Mit dem Release von Windows Server 2016 wird Microsoft eine neue Version des Dateisystems „Resilient File System“, kurz ReFS, veröffentlichen. ReFS hat Einzug in den Windows Server unter 2012 gehalten, dort war es in Version 1 verfügbar. Kaum eine Software und kaum ein Hersteller hat das neue Dateisystem vollständig unterstützt; wir bekamen häufig Aussagen wie „Das kann funktionieren, muss aber nicht; probieren Sie es aus.“. Wenn es zum Beispiel darum ging sehr große Volumes anzulegen, wie z.B. für Backup-Speicher.

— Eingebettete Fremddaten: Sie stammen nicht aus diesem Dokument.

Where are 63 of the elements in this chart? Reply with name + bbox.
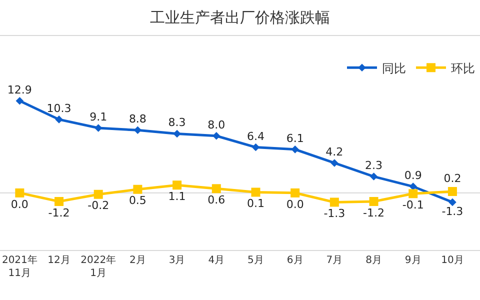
chart-title: 工业生产者出厂价格涨跌幅 — [150, 8, 330, 26]
point — [212, 132, 220, 140]
data-label: 0.9 — [404, 169, 422, 182]
x-tick-label: 2月 — [130, 255, 146, 266]
x-tick-label: 6月 — [286, 255, 304, 266]
data-label: -1.2 — [48, 206, 70, 220]
point — [251, 188, 260, 197]
legend-label: 环比 — [451, 61, 475, 76]
point — [16, 97, 24, 105]
point — [330, 198, 339, 207]
point — [290, 188, 300, 198]
point — [15, 188, 24, 198]
x-tick-label: 8月 — [366, 255, 382, 266]
x-tick-label: 7月 — [326, 255, 343, 266]
x-tick-label: 9月 — [404, 255, 422, 266]
data-label: -0.2 — [88, 199, 110, 212]
data-label: 9.1 — [90, 110, 108, 124]
point — [291, 146, 299, 154]
x-tick-label: 12月 — [48, 255, 70, 266]
point — [54, 196, 64, 206]
x-tick-label: 4月 — [208, 255, 225, 266]
x-tick-label: 2021年 11月 — [2, 254, 38, 279]
point — [94, 190, 103, 199]
data-label: 6.1 — [286, 132, 304, 145]
point — [134, 126, 142, 134]
x-tick-label: 2022年 1月 — [80, 254, 116, 279]
point — [173, 130, 181, 138]
point — [408, 189, 418, 198]
x-tick-label: 5月 — [248, 255, 264, 266]
point — [133, 184, 142, 194]
point — [212, 184, 221, 194]
data-label: 1.1 — [168, 190, 186, 203]
point — [252, 143, 260, 152]
data-label: 8.8 — [128, 112, 146, 126]
data-label: 8.3 — [168, 116, 186, 130]
point — [55, 116, 63, 124]
x-tick-label: 10月 — [441, 255, 464, 266]
data-label: -1.2 — [363, 206, 385, 220]
data-label: 12.9 — [7, 83, 32, 96]
data-label: -1.3 — [324, 207, 346, 220]
point — [370, 172, 378, 180]
data-label: 0.1 — [246, 197, 264, 210]
point — [409, 182, 418, 190]
point — [448, 198, 456, 206]
data-label: 0.0 — [10, 198, 28, 211]
data-label: 10.3 — [46, 102, 72, 115]
data-label: 2.3 — [365, 159, 383, 172]
data-label: 0.2 — [444, 172, 462, 186]
data-label: -1.3 — [442, 205, 464, 218]
point — [172, 180, 182, 190]
point — [448, 187, 457, 196]
data-label: 0.5 — [128, 194, 146, 208]
data-label: 0.6 — [208, 194, 226, 207]
data-label: 0.0 — [286, 198, 304, 211]
data-label: -0.1 — [402, 198, 424, 212]
point — [94, 124, 102, 132]
point — [369, 196, 378, 206]
x-tick-label: 3月 — [168, 255, 186, 266]
data-label: 6.4 — [246, 130, 264, 143]
data-label: 4.2 — [326, 145, 344, 158]
point — [330, 159, 338, 167]
legend-label: 同比 — [382, 61, 406, 76]
data-label: 8.0 — [208, 118, 226, 132]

Mit Windows Server 2016 wird sich dies nun ändern, Microsoft hat im Hintergrund viel gearbeitet und die Versionsnummer auf eine 3 heraufgestuft. Mit dieser neuen Version kommen nun etliche Verbesserungen und Neuerungen mit, auf die ich im Laufe des Artikels eingehe und kurz erläutere. Im zweiten Teil zeige ich die Mehrwerte auf, die sich allein durch die Nutzung von dem neuen Dateisystem ergeben. Verbesserungen und Neuerungen Bei der Nutzung von ReFS gegenüber NTFS gibt es …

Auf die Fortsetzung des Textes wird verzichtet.